Allergan, Eying More Neurodegenerative Drugs, Gets Right to Buy LTI

Xconomy Boston — 

Allergan now has the right to acquire Lysosomal Therapeutics, a Cambridge, MA-based drug developer for Parkinson’s disease seeking to exploit the link between neurodegeneration and a family of rare genetic disorders.

The Dublin-based pharmaceutical giant purchased an option right to acquire Lysosomal Therapeutics (LTI) after LTI completes a Phase 1b trial for its lead drug, LTI-291. Allergan announced today that it is giving LTI an upfront payment for research and development, though the companies didn’t release specific financial terms of the deal. Both companies are going to oversee the development of the drug.

Meanwhile, Allergan also announced it has gained worldwide rights to Assembly Biosciences’ microbiome gastrointestinal development programs. Allergan is paying Indianapolis-based Assembly $50 million upfront for worldwide rights to develop and commercialize preclinical compounds for ulcerative colitis and Crohn’s disease. The deal also will include two other compounds for irritable bowl syndromes, to be later identified by Assembly.

With LTI-291, LTI is aiming to stimulate an enzyme called glucocerebrosidase (GCase) in the brain.

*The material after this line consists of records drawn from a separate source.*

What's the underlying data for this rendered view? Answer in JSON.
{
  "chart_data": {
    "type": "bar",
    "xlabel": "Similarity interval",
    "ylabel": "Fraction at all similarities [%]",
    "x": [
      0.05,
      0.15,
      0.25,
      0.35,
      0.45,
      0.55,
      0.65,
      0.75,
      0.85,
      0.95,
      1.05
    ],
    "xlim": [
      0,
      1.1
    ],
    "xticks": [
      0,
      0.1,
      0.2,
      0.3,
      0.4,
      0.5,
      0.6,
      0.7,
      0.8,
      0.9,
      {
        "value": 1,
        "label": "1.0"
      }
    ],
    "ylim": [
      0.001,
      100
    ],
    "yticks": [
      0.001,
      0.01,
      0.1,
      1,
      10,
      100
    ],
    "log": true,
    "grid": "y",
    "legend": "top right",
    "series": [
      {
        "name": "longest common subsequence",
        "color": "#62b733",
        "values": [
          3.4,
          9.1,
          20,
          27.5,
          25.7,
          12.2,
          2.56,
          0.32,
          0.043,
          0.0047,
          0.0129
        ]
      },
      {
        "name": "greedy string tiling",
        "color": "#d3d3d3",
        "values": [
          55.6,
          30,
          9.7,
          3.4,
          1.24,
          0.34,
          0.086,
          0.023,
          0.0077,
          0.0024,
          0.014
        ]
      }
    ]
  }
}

About 5 to 10 percent of people with Parkinson’s disease have a genetic mutation in a gene called GBA1, and the activity of GCase is reduced when those mutations occur, LTI says. Patients with that mutation have a more rapid progression of the disease, and LTI says it hopes its treatment can have some sort of impact on the disease’s progression. LTI expects to start Phase 1 studies of LTI-291 in mid-2017 and to complete them in 2018, CEO Kees Been wrote in an e-mail.

As Xconomy reported in early 2015, when LTI raised a $20 million Series A round, the company’s founding explored the underlying connection between the rare Gaucher disease and Parkinson’s disease. Atlas Ventures led both the Series A and a $5 million seed round. Former Genzyme CEO Henri Termeer with three other Genzyme alumni were cofounders, along with scientific founder Dmitri Krainc and Been, the CEO.

Gaucher is a hereditary disease caused by a deficiency in GCase, Xconomy’s Alex Lash reported. Genzyme pioneered therapies that extended the lives of Gaucher patients, whose physicians started noticing that the patients had a greater than normal incidence of Parkinson’s. That led to formal studies of GCase and a protein that misfolds in the brains of Parkinson’s patients, a field that LTI co-founder Krainc is a leader in, Lash reported.

If all goes as planned and Allergan exercises its option to acquire LTI, it will be the company’s first entry into Parkinson’s disease. Allergan noted that it would fit in well with the company’s other businesses focused on neurodegeneration and movement disorders.

The company has been a busy acquirer this year, including other companies focused on neurodegeneration, such as Chase Pharmaceuticals, a Washington, DC-based biotech with a potential treatment for Alzheimer’s disease. Notably, Allergan paid $2.9 billion for LifeCell, the regenerative medicine division of San Antonio, TX, company Acelity, in December. Various other acquisitions followed Allergan’s failed attempt to merge with Pfizer (NYSE: PFE) for some $160 billion.